On Tuesday, the government proposed cutting the Growth and Sustainability Levy paid by mining companies, an additional tax introduced to support economic development.
In mid-January, Ghana announced plans for a new royalty regime with a base rate of 9%, rising to as much as 12% if gold prices exceed $4,500 an ounce. The reform would more than double current royalty rates, which range from 3% to 5% at mines such as Ahafo.
The proposed levy cut is aimed at easing industry concerns and helping win support from gold producers, which have pushed back against the plan so far. Under the government’s proposal, the Growth and Sustainability Levy would be reduced to 1% from 3%. Mining firms, however, say the concession does not go far enough.
Kenneth Ashigbey, chief executive of the Ghana Chamber of Mines, which represents major operators, called for the tax to be scrapped altogether, Reuters reported.
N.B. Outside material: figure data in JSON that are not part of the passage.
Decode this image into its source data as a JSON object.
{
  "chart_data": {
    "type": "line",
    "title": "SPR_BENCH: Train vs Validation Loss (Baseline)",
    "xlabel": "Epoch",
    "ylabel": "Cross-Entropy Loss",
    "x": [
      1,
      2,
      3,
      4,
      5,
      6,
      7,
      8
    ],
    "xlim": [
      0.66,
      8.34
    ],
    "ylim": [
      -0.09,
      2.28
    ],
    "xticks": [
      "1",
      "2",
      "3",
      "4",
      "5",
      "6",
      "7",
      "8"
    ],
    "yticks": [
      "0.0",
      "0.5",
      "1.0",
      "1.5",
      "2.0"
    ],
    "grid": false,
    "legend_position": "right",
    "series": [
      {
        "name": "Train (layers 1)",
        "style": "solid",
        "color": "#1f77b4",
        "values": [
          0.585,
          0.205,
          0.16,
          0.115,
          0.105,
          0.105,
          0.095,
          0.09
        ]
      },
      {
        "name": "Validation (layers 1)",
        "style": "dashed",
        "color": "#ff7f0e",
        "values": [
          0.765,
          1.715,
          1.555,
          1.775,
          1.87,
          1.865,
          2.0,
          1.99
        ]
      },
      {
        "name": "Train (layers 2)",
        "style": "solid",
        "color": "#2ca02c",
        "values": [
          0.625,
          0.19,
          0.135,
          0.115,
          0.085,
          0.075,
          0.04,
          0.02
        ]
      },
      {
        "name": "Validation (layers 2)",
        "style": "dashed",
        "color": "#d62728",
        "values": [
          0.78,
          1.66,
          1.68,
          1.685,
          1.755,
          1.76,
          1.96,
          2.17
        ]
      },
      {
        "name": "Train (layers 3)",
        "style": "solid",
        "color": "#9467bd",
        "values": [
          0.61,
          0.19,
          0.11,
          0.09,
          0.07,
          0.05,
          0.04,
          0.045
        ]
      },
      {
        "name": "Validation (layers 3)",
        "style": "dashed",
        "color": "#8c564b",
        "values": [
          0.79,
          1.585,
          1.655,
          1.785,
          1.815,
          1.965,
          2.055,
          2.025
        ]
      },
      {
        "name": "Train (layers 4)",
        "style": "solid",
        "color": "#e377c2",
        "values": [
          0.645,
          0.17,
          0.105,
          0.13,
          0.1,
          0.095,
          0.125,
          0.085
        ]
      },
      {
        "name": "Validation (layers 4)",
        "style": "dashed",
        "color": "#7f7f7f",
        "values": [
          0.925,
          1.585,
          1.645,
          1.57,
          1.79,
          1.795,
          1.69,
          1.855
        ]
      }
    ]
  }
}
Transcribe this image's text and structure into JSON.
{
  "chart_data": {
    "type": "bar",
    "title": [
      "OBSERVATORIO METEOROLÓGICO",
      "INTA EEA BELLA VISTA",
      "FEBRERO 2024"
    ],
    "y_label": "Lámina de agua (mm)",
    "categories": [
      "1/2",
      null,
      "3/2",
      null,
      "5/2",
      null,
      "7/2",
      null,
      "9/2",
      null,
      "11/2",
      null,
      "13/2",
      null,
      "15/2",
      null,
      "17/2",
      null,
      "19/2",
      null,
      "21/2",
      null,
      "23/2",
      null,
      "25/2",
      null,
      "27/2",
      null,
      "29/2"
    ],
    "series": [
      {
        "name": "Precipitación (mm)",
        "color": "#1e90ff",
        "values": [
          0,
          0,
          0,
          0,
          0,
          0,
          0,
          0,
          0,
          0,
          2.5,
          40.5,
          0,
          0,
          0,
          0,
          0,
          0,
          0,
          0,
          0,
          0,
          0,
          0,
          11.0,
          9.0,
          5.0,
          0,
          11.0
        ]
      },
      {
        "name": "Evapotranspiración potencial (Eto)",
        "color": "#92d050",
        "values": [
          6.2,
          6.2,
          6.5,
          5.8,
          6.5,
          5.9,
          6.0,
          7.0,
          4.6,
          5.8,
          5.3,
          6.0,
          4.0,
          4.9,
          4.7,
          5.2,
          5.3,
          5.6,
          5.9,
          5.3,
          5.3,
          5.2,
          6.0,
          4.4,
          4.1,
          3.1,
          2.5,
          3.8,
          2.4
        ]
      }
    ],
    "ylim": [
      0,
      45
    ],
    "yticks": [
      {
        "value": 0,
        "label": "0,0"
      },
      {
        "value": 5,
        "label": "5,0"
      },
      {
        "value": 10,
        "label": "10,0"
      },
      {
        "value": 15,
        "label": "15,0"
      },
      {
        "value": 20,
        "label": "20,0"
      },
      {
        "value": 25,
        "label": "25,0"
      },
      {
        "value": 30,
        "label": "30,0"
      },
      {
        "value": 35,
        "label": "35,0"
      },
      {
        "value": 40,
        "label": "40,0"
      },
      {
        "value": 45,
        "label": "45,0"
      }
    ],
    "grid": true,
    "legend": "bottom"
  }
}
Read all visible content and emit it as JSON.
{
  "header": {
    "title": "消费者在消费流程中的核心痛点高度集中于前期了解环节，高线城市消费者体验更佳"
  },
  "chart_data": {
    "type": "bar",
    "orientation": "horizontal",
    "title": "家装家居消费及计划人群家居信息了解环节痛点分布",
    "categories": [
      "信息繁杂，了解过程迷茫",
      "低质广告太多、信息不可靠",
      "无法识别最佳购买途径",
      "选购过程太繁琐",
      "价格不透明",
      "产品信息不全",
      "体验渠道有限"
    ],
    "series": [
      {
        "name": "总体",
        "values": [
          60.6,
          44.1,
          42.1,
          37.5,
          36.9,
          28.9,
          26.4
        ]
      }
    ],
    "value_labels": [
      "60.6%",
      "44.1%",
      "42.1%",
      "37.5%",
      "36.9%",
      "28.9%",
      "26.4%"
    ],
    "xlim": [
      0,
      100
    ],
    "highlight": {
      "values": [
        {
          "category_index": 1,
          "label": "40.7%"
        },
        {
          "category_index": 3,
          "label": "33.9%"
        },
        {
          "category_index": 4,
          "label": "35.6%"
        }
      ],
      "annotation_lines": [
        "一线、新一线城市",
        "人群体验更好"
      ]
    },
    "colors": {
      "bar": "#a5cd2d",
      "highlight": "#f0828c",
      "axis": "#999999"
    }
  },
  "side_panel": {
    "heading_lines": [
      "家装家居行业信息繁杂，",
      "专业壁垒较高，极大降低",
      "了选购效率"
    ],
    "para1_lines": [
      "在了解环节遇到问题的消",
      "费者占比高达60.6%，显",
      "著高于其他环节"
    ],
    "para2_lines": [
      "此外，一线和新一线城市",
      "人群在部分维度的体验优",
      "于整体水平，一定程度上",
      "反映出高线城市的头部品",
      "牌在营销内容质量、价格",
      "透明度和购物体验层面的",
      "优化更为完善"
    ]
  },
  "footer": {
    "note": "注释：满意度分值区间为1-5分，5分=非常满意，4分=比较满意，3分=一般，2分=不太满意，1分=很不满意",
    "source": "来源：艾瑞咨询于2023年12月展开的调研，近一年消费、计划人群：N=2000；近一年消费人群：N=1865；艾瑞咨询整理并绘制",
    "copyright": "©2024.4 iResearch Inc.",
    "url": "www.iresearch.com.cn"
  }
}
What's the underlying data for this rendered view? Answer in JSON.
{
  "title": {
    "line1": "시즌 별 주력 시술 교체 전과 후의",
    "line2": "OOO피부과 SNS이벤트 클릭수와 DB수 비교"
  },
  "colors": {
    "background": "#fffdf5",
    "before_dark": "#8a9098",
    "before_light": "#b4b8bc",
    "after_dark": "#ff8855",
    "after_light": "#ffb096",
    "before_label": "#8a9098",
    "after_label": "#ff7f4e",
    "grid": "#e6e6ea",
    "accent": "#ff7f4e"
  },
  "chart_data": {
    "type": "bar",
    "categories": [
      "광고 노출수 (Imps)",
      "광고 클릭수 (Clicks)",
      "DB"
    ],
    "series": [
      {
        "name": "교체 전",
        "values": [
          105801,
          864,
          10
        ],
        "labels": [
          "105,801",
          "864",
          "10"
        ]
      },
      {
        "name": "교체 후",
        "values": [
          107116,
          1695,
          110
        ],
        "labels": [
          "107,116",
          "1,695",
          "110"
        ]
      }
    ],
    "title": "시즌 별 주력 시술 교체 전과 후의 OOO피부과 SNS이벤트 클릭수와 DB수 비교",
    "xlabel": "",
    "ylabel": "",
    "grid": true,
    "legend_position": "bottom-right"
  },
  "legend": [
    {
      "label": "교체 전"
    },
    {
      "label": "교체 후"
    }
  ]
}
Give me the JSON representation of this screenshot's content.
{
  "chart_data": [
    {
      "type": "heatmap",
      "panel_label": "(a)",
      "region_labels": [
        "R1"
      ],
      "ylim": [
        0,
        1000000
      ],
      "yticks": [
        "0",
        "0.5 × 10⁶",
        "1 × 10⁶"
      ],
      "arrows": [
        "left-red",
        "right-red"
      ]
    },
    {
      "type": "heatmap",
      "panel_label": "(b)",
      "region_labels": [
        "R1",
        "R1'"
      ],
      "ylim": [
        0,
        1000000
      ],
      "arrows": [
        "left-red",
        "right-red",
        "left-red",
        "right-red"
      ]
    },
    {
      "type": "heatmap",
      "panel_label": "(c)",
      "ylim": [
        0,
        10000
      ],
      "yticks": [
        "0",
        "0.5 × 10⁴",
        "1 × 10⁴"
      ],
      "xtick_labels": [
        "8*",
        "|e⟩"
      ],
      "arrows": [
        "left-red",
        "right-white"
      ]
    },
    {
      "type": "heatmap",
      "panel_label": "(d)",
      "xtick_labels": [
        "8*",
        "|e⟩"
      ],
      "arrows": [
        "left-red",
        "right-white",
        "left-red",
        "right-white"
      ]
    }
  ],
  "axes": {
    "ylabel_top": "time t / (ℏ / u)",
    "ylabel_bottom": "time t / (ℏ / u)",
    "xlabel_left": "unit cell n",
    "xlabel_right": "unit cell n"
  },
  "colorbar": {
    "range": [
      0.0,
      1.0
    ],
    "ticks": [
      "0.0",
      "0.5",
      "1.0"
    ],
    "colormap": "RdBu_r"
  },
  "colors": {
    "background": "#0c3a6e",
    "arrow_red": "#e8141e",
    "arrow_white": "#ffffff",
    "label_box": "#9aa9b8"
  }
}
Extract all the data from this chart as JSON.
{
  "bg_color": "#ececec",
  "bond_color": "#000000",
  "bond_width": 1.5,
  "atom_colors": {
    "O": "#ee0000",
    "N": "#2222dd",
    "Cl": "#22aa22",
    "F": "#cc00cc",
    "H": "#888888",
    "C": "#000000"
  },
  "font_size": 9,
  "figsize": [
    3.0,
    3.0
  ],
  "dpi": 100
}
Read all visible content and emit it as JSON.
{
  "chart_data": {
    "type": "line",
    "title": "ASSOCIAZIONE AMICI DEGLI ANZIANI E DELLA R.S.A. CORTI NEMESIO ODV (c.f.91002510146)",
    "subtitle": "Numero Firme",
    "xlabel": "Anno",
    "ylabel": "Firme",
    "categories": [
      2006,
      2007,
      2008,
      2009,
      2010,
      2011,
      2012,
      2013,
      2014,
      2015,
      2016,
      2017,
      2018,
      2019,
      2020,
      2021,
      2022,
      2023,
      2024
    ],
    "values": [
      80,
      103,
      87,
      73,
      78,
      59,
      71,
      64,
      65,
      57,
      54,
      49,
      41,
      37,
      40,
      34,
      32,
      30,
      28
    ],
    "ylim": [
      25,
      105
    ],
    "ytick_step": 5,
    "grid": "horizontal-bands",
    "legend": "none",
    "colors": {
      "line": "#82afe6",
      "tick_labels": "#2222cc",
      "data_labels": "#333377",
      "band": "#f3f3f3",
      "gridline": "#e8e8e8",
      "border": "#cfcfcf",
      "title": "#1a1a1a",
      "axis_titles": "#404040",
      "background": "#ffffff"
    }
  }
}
On royalties, companies would prefer a scale of between 4% and 8%, with 1% earmarked for a development fund for host communities.
“The question is whether the government wants revenue on a sustainable basis or just in the next few years before investments move elsewhere,” Ashigbey said.
It remains unclear whether negotiations are continuing to reach a compromise acceptable to both sides. For Ghana, the revenue impact could be significant. The new scale would allow Accra to secure more than 12% in royalties, with spot gold trading at around $5,060 an ounce on Wednesday.
Gold is Ghana’s top export. In 2025, it brought in $20.9 billion of the country’s $31.1 billion in total exports, far ahead of cocoa and oil. Ghana hosts several major global producers, including U.S.-based Newmont, the world’s largest gold miner, and South Africa’s Gold Fields.